まず、大前提として、ガスが入っているか?
入っていなくて効かないのか? 入っているが効かないのか?
入ってなくて効かないのであれば、まずガスを1-2本入れて様子を見ます。
コンプレッサーが圧縮開始して、主に高圧側のガスの動きを見ます。
高圧側のガス圧が高くなったら往々にして、エキパンの詰まり。
クラッチが入って回っているのに、圧力に変化が見られない場合、コンプレッサーの不良
こういった情報を元に作業を開始します。
ガスが入っているのにコンプレッサーが回らない。今回の訴えはずばりそれだそう。
クラッチを接続して圧力を高めるようにする信号の12Vが来ていない、そこまでは電気屋さんに行ってみてもらったそうです。

念のために、ガスを1本入れてみます。
全く状況に変化無い為に、ガスは十分入っているのにコンプレッサーが入らないというと、真っ先に思い出されるのが、圧力スイッチです。
例えば、クラッチにダイレクトに12Vを入れてエンジンをかけ続ければ、やがて高圧が高くなりすぎて、最終的にはコンプレッサーがリリーフバルブを開いて爆発を免れるのです。そうならない為に、圧力スイッチが付いているのです。

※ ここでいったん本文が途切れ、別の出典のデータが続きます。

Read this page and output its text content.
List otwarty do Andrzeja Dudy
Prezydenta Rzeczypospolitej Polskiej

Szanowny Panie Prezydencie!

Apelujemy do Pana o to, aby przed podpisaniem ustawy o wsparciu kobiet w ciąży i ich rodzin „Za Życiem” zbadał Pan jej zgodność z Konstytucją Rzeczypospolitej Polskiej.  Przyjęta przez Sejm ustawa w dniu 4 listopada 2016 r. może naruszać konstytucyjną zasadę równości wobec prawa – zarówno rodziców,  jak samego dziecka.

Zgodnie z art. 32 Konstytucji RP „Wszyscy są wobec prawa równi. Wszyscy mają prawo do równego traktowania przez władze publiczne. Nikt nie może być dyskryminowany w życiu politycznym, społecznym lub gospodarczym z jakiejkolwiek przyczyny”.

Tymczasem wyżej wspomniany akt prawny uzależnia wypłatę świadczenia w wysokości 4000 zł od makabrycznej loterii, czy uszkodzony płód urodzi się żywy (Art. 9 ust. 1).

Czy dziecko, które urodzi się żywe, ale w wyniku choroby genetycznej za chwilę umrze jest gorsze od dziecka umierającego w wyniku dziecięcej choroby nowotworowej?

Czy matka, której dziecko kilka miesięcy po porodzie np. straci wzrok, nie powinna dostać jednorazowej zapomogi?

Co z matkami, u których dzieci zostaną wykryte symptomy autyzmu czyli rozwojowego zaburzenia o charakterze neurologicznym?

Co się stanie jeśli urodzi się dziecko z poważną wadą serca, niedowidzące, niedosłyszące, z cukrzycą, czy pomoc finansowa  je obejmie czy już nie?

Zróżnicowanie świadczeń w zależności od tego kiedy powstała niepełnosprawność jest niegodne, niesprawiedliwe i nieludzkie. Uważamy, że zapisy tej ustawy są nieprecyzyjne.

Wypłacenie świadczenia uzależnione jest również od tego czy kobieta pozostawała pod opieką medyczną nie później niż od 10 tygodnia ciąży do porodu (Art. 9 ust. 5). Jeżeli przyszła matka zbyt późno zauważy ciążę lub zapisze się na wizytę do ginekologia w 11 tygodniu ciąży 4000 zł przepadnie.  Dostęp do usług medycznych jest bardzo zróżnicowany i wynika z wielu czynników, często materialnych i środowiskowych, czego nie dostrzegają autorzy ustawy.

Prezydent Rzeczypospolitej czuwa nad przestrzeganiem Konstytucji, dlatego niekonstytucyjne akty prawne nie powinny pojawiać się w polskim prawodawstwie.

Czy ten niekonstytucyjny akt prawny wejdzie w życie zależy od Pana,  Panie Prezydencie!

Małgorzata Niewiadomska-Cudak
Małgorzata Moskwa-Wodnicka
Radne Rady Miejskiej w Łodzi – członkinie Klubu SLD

圧力スイッチはシステムを守る為に、ガスが入っていなければ、コンプレッサーのクラッチに電気を流さないようにしています。
また、高圧が一定の圧力まで上がった時に、電動ファンを動かしてエアコンガスを液化させる信号も出します。
今回、そこまでは点検できました。ここまでは圧力スイッチを交換して、答え合わせをしまして。
一連の状況に問題が無い事がわかりました。
次に点検するのはリレーです。先ほど書いた通り、クラッチに12Vを流すのは複数の部品が絡み合ってクラッチを動かします。
なので、最も重要なのは、クラッチを動かすリレーがどのように制御され、信号が来ているかを確認しないといけません。

リレーは4極の最も一般的なリレーなので、点検は簡単です。
登場するのは
30 メイン電源+
87 クラッチ
86 エンジンECU-
85 インジェクションロックリレー+
これらのそれぞれがロジックに基づいてそれぞれ動くのです。
テスターの結果は
30 もちろんばっちり12Vがビンビンに来てます
87 30と直結すればクラッチがかみ合う音が効くことができるので、正常です。回路的には
86 後述
85 ばっちり12V確認
86、本来なら、マイナスすなわちボディアースと同じなのですが、なぜか5Vが来ます。
怪しいのはここです。
インジェクションロックリレーは正常に信号を出しているので、86になぜ、マイナスが来ないのかを探らねばなりません。
カッパの時も同じでした。マイナスのところに5Vが来て、コンプレッサーが入りませんでした。
原因は圧力スイッチだったわけですが、既に交換しています。
まして、マイナスをコントロールしているはエンジンECUです。
僕らはここからとてつもない長旅に出る事になるのでした。